Providence Wollen Mills was founded by Mother Morrogh-Bernard of the Sisters of Charity in 1892. Foxford has now become famous internationally for its quality tweeds and woollens.
The newly opened Visitor Centre celebrates 100 years of the history of the town in a multi-media thematic exhibition. You will experience how a courageous, and very determined young nun turned a very poverty-stricken area into a self-supportive, industrious, and prosperous community.
The Convent Chapel was built in 1925 by Mother Morrogh-Bernard. The design of the Chapel is based on the late Gothic style of the old Irish abbeys, and the architect was Professor R. M. Butler. Some of the stained glass windows were made by Earley's of Dublin, and some were the work of Alfred Earnest Child.
The Music School was built by Mother Morrogh-Bernard in 1923, and was home to the town's young musicians and the Foxford Brass Band.
The Oratory next door was also built by the Sisters and once housed the public library.
The Convent Now a modern building, it was restructured in 1973 to replace the original building which the sisters, occupied since 1891. Most of the training provided by the sisters was carried in the old Convent, and they also had dormitories for the girls who could not travel to school.
Providence Road was formerly known as School Street, and most of the houses on this road were built by the Sisters of Charity, and rented out to mill staff, and teachers in the school.
Moybrook was built in 1912 to accommodate the mill manager Frank Sherry.
Brookside was built in 1852, and was the Parochial School, which gave the name School Street to this road.
The Birthplace of Admiral William Brown, founder of the Argentinean Navy, is a small whitewashed cottage on Providence Road. He was born in 1777 and lived here until 1786 when his family immigrated to America.
The Admiral Brown Bust was given to the Foxford community by the Argentine Patriotic Association; it was cast in bronze by sculptor Don Julio Caesar Vergottini.
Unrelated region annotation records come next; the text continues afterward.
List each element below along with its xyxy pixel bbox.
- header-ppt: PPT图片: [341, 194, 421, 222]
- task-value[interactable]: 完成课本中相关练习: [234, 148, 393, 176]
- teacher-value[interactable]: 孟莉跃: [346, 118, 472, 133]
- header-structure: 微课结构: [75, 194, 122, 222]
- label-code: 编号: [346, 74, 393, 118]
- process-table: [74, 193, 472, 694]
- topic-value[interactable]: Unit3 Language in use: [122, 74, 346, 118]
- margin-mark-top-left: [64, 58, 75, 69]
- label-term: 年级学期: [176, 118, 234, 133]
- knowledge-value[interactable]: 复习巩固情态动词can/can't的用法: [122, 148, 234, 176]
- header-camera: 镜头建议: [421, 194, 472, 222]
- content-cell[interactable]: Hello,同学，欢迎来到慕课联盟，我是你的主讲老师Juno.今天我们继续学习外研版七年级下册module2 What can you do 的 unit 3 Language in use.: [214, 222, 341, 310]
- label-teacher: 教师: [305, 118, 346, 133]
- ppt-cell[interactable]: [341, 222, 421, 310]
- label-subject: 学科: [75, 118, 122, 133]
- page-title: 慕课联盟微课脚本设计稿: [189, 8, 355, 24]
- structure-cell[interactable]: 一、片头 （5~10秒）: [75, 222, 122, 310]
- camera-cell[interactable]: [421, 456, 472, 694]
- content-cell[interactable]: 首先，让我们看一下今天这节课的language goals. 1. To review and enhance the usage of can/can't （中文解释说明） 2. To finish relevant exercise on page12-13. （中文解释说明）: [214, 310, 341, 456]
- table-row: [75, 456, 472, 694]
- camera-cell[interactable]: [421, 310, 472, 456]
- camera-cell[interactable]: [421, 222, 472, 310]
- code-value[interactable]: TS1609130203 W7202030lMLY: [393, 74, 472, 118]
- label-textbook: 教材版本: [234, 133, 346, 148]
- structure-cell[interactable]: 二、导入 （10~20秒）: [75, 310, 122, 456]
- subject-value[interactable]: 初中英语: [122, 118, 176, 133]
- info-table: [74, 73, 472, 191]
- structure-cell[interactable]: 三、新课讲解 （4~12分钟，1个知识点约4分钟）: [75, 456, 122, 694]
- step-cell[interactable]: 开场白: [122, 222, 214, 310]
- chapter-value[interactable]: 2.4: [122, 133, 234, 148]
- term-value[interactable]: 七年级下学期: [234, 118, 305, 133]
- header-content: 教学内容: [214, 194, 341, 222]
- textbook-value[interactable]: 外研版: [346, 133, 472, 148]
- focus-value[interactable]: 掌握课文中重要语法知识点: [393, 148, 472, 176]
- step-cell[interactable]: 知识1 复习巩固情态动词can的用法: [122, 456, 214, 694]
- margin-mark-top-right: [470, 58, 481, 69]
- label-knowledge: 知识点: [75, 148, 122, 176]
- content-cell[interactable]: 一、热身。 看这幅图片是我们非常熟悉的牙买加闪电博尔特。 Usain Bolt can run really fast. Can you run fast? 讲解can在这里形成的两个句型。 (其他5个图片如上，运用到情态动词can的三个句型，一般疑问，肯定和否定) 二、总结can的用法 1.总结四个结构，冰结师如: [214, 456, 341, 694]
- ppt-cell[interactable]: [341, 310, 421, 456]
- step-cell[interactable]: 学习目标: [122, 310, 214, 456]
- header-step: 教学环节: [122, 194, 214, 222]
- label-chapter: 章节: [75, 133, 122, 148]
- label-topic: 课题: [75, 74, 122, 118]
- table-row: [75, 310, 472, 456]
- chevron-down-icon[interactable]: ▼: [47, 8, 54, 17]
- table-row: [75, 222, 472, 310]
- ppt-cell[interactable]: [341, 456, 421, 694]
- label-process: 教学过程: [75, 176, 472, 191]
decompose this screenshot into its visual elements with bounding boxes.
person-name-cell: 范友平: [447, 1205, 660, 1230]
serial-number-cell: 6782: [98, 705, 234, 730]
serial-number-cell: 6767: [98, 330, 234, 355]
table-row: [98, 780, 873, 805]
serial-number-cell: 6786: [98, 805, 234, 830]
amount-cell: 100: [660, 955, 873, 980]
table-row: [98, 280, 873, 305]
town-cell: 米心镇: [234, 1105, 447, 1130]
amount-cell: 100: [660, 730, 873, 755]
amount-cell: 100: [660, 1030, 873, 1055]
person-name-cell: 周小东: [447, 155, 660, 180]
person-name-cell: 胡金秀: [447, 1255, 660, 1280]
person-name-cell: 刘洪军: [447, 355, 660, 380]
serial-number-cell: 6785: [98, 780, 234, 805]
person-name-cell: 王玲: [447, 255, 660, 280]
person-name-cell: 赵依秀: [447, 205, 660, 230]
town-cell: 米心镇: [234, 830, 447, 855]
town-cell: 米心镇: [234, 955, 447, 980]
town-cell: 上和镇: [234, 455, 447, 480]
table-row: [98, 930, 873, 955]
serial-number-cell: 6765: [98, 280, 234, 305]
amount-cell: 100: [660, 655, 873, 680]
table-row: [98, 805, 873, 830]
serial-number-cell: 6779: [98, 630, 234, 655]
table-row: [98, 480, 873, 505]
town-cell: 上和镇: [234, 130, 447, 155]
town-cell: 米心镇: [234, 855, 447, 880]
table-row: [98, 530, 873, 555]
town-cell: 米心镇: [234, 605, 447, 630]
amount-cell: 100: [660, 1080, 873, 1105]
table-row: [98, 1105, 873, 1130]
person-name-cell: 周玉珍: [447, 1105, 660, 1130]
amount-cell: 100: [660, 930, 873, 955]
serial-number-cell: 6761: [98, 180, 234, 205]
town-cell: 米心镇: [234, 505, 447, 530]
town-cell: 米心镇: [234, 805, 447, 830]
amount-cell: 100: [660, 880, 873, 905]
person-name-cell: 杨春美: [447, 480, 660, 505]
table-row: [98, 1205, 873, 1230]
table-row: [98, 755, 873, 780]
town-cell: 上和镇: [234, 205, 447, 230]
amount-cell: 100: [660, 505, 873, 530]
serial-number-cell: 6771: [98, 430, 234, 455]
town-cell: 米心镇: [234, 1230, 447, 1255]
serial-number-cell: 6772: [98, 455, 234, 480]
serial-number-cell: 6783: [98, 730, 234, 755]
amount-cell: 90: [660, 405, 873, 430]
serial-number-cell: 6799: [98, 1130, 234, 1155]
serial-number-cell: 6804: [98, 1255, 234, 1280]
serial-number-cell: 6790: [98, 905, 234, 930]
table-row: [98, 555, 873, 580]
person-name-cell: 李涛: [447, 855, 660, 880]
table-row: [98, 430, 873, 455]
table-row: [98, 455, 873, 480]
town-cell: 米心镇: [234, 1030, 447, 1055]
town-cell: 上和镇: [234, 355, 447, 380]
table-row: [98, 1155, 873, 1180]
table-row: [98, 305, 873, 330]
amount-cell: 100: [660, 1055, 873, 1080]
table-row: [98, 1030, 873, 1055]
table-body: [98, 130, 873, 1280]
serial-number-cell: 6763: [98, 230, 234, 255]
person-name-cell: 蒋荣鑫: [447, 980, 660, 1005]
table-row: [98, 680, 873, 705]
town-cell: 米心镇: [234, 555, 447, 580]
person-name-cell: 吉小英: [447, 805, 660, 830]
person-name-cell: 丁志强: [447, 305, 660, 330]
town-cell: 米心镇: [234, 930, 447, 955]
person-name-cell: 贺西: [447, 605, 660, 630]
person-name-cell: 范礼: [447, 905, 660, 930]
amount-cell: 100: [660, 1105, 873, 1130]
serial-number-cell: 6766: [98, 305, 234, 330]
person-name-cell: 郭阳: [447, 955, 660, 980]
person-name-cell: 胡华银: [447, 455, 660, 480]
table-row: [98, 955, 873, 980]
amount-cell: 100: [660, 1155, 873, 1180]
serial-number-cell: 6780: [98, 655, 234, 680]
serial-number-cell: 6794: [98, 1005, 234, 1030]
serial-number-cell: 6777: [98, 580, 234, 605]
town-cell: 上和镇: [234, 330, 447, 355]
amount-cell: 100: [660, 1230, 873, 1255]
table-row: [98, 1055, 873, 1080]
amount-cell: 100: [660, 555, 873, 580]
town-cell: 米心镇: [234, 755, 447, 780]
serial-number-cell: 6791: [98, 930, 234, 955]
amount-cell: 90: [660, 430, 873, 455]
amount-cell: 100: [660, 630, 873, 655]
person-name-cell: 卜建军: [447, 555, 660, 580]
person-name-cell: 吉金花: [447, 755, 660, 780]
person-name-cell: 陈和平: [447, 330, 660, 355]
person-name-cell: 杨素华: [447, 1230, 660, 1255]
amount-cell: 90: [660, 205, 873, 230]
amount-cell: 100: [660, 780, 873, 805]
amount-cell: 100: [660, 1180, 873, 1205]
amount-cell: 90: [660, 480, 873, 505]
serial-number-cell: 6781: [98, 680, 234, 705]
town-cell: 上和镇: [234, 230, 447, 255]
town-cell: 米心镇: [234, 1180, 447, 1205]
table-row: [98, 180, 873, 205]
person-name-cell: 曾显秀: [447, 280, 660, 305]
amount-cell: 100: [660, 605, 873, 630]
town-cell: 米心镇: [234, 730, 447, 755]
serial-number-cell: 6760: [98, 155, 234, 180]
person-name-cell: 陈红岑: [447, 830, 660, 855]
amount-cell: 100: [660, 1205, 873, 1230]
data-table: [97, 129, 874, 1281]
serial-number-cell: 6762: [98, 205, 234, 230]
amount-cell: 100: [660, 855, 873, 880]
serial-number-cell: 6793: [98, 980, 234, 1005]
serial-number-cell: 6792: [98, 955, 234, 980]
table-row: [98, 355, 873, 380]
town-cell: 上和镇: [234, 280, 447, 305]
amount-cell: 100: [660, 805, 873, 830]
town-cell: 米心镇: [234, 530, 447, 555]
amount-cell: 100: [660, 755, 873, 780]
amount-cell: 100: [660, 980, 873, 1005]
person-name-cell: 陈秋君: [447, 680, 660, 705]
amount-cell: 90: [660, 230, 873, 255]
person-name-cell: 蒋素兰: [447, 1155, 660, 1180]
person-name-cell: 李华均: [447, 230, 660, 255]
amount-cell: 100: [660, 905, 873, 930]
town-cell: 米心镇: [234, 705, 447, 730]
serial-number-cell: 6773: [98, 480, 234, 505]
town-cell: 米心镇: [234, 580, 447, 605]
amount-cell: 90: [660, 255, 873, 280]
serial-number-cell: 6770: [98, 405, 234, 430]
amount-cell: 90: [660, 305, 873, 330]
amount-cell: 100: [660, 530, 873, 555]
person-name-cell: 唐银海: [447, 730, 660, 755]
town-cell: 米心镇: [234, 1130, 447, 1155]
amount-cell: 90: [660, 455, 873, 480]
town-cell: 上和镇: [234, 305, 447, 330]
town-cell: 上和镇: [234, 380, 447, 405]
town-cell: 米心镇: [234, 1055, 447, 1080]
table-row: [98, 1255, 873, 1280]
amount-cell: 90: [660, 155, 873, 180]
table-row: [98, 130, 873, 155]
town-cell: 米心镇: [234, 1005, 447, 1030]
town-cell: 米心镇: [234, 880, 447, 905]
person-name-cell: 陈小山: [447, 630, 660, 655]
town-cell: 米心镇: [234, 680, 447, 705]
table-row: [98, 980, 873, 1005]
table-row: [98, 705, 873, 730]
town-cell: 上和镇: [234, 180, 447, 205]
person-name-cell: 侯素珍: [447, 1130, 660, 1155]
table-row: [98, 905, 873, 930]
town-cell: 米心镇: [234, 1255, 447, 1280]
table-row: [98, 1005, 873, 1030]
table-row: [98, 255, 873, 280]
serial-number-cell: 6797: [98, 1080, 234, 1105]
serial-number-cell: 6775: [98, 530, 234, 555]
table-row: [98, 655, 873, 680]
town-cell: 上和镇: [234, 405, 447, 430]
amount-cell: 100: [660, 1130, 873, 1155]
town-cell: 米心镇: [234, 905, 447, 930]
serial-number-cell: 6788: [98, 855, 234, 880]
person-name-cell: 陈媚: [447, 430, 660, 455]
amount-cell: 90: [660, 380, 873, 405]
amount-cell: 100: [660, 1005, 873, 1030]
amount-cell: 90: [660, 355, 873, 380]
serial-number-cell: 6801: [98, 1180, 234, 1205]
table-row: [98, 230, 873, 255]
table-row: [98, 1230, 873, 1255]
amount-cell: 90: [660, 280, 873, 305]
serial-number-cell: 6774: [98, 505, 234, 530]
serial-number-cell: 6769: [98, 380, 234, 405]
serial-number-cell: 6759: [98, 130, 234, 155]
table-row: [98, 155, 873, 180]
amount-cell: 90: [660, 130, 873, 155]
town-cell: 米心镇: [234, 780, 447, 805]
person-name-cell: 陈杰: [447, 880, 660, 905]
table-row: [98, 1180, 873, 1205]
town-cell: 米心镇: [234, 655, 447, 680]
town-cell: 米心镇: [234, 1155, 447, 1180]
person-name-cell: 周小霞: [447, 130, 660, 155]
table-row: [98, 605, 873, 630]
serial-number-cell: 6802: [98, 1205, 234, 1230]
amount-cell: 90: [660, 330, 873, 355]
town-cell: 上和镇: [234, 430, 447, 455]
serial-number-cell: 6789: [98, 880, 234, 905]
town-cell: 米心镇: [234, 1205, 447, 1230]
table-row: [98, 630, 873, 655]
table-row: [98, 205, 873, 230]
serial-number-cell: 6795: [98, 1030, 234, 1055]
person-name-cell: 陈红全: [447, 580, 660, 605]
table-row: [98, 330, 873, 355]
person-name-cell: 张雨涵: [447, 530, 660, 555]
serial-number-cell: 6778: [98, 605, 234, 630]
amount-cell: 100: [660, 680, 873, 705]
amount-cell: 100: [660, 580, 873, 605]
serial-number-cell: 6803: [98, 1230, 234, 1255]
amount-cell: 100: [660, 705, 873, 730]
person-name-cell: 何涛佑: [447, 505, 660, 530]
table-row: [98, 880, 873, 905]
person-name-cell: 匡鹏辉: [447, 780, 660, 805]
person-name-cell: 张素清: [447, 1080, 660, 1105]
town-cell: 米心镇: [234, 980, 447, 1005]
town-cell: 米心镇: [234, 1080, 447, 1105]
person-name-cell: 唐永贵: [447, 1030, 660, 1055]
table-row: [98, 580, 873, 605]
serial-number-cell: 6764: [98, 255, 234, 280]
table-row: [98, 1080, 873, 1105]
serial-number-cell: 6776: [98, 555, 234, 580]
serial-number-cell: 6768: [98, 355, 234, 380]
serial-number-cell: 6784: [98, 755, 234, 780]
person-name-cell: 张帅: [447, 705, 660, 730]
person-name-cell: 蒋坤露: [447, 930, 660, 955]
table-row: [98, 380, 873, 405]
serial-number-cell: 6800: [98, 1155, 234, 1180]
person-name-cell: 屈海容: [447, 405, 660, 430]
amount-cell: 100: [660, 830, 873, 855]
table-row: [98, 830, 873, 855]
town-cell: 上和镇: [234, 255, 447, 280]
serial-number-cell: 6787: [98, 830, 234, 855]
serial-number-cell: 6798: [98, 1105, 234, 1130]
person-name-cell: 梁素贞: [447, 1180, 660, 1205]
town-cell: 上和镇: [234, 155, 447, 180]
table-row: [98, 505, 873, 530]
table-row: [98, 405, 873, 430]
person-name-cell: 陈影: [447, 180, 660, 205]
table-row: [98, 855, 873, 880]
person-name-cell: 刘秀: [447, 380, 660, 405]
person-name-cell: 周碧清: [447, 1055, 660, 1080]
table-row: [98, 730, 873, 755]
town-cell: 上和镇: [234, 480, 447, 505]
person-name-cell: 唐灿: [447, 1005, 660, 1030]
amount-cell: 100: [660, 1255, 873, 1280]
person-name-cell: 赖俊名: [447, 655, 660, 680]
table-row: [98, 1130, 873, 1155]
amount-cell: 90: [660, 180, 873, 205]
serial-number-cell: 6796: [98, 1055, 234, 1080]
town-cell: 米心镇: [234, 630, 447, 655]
The Admiral Brown Bust was unveiled in 1957 when the Argentine Navy visited Ireland for the centenary of his death.
St. Michael and Mary Catholic Church was built in 1879, the year of the apparition in Knock. The building stone came from Killasser, and the altar was made by the father of Padraic Pearse. A large white crucifix in the grounds of the church marks the burial plot for the Sisters of Charity, and the grave of Mother Agnes Morrogh-Bernard.
The Brown Memorial Hall was built in 1930 to honour Admiral William Brown.
The Old Boys School was originally a famine burial ground and the site of the Catholic Church. A new Parish was built in 1879, and a school was built on this site.
The Market Square was once the site of the Courthouse and Market. John Bingham was granted the patent for a market and four fairs in 1683, and only one of those fairs, the Foxford Goat Fair still exists and takes place annually.
The Church of Ireland was built in 1801, and the tower was added in 1826. The Church and tower were plastered in 1939.
The Courthouse was built in the mid 19th century, and it was here the historic meeting to discuss the crisis in the area took place on October 3rd 1890.
Frederic Robert Higgins, the famous poet, and theatre director was born in a small cottage next to the Church of Ireland on April 24th, 1896.
The Foxford Bridge is situated on one of the ancient fording points of the Moy, a river which is known worldwide for its Salmon fishing. It was named Inver na mBuaidhe meaning the river of power, and it was this power that brought prosperity to Foxford, through the Providence Wollen Mills.
The Ball Alley on the West Bank of the river was built by the Sisters of Charity in 1901 for the recreation of the Mill staff, and it has played an important role in sporting activities in the town.
The Convent Primary School was built in 1907 to replace the old school, which was damaged by fire. The building is now a social centre for the community.